日本のプロ野球とサッカー賭博の合法化検討が進む(英紙報道)

ざっくり言うと

  • 日本政府は、プロ野球とサッカーのスポーツ賭博合法化の内部協議を開始
  • プロ野球とサッカー賭博の解禁は、早ければ2024年
  • 賭博の市場規模はプロ野球とサッカーを合わせて約7兆円(年間)

2021年4月28日、イギリスのフィナンシャルタイムズは、早ければ2024年に日本のプロ野球とサッカー賭博の解禁が検討されていることを報じています。

同紙によると、Jリーグはすでにtotoで一部解禁されていますが、プロ野球とともに、海外ブックメーカーのようなスポーツ賭博完全解禁の検討が開始されているとのことです。

スポーツ賭博が合法化された場合、市場規模はプロ野球とサッカーを合わせて年間650億ドル(約7兆円)と試算されています。

Covid hit prompts Japan to rethink rules on sports gambling
(コロナをきっかけに、日本でもスポーツ賭博のルールが見直される)


関係者によると、日本政府はコロナで打撃を受けた財政を補うため、プロ野球とサッカーのスポーツ賭博を合法化するための内部協議を開始し、プロ野球は早ければ2024年に、また、サッカーも同年に全面的な規制緩和が行われる可能性があるとのことです。

この背景には、コロナ禍でプロスポーツ界が大打撃を受けたことで、スポーツ賭博の反対勢力が大幅に弱まったことを挙げています。関西大学の試算によると、日本のプロスポーツ業界の2020年上半期の損失は、試合の中止や無観客開催によって、25億ドル(約2,700億円)にのぼります。

 

◆主要プレイヤーは公営ギャンブルのあの3社

楽天競馬と競輪のKドリームスを運営する楽天は、三木谷社長が設立した日本新経済協議会を通して、日本の観光産業を復興させるためにスポーツベッティングの解禁を求めています。

地方競馬・競輪・オートレースのオッズパークを運営するサイバーエージェントは、将来的にスポーツベッティングが全面的に解禁されれば、スポーツ選手やその所属団体、スポーツ業界にとって新たな収益源になると考えてるとコメントしています。 

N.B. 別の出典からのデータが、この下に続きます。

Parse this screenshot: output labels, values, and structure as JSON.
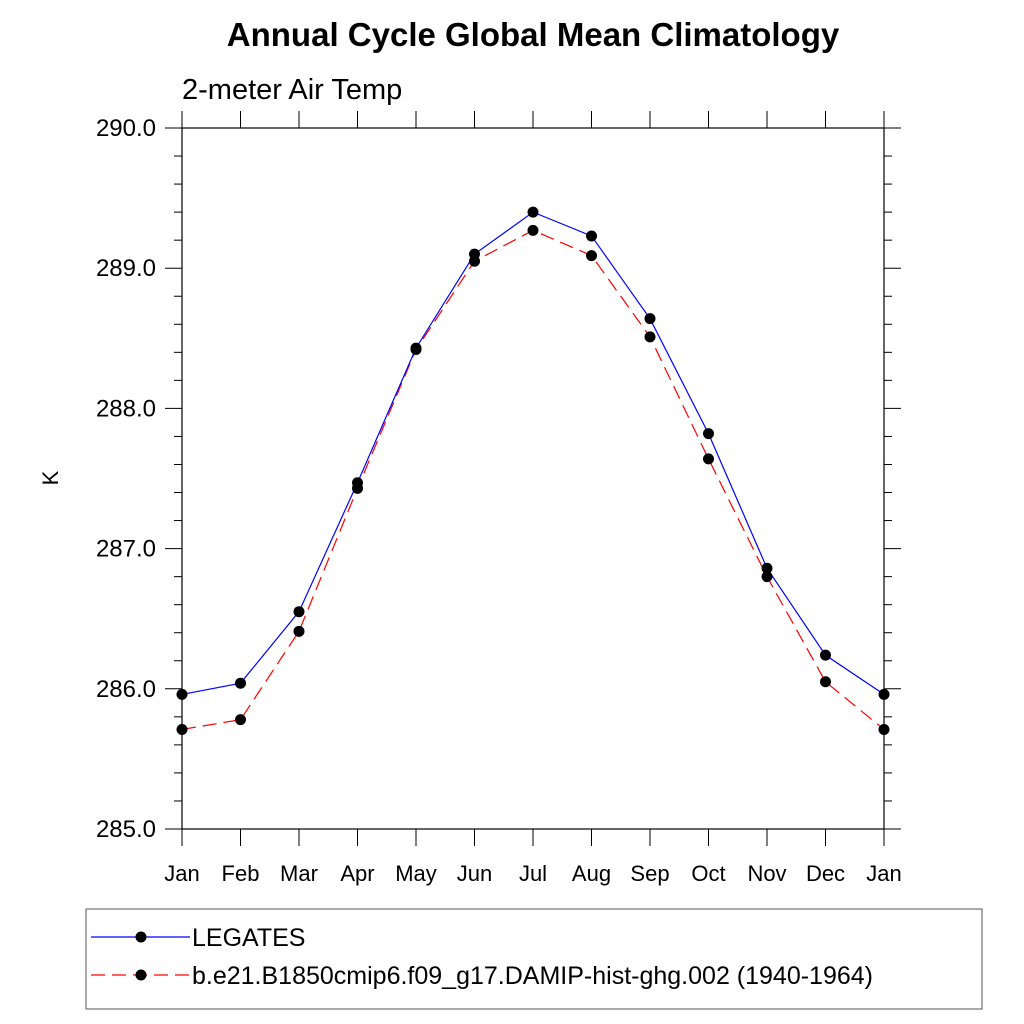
{
  "chart_data": {
    "type": "line",
    "title": "Annual Cycle Global Mean Climatology",
    "subtitle": "2-meter Air Temp",
    "xlabel": "",
    "ylabel": "K",
    "categories": [
      "Jan",
      "Feb",
      "Mar",
      "Apr",
      "May",
      "Jun",
      "Jul",
      "Aug",
      "Sep",
      "Oct",
      "Nov",
      "Dec",
      "Jan"
    ],
    "ylim": [
      285.0,
      290.0
    ],
    "yticks": [
      "285.0",
      "286.0",
      "287.0",
      "288.0",
      "289.0",
      "290.0"
    ],
    "grid": false,
    "legend_position": "bottom",
    "series": [
      {
        "name": "LEGATES",
        "color": "#0000ff",
        "dash": "solid",
        "marker": "filled-circle",
        "values": [
          285.96,
          286.04,
          286.55,
          287.47,
          288.43,
          289.1,
          289.4,
          289.23,
          288.64,
          287.82,
          286.86,
          286.24,
          285.96
        ]
      },
      {
        "name": "b.e21.B1850cmip6.f09_g17.DAMIP-hist-ghg.002 (1940-1964)",
        "color": "#ff0000",
        "dash": "dashed",
        "marker": "filled-circle",
        "values": [
          285.71,
          285.78,
          286.41,
          287.43,
          288.42,
          289.05,
          289.27,
          289.09,
          288.51,
          287.64,
          286.8,
          286.05,
          285.71
        ]
      }
    ]
  }
}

競輪のWINTICKET(ウィンチケット)を運営するミクシィは、他のスポーツへの賭けの規制が緩和されれば、日本のスポーツ産業の成長のための新たな収益源が強く期待でき、当社もこの分野に貢献したいとコメントしています。

 

◆さいごに

コロナ禍がプロ野球とサッカー賭博の完全解禁のきっかけになるとは因果な話ですが、いちギャンブルファンとしては、これがスポーツ界の復興の一助になるのであれば、是非、実現して欲しいとポジティブに受け止めています。

ただし、スポーツ賭博には常に八百長の影がつきまといますが、きちんとした管理監督がなされれば、既存のスポーツファンもより楽しく、より熱狂的に贔屓のチームを応援できるのではと思っています。

また、気になるところは、実現した際のハウスエッジ(胴元の取り分)。既存のtotoを踏襲するなら50%、競馬やボートレースにならうなら25%となります。一方で、海外のブックメーカーのハウスエッジは3~10%で、日本の既存のギャンブルとは比較にならないほど低く設定されています。

政府が今のまま何の対策も講じないままスポーツ賭博を解禁しても、ギャンブラーはこぞって条件のいい海外のブックメーカーで賭けることになるはずです。

日本版スポーツ賭博成功の鍵は、海外ブックメーカーへの対策ができるかどうかにかかっているように思います。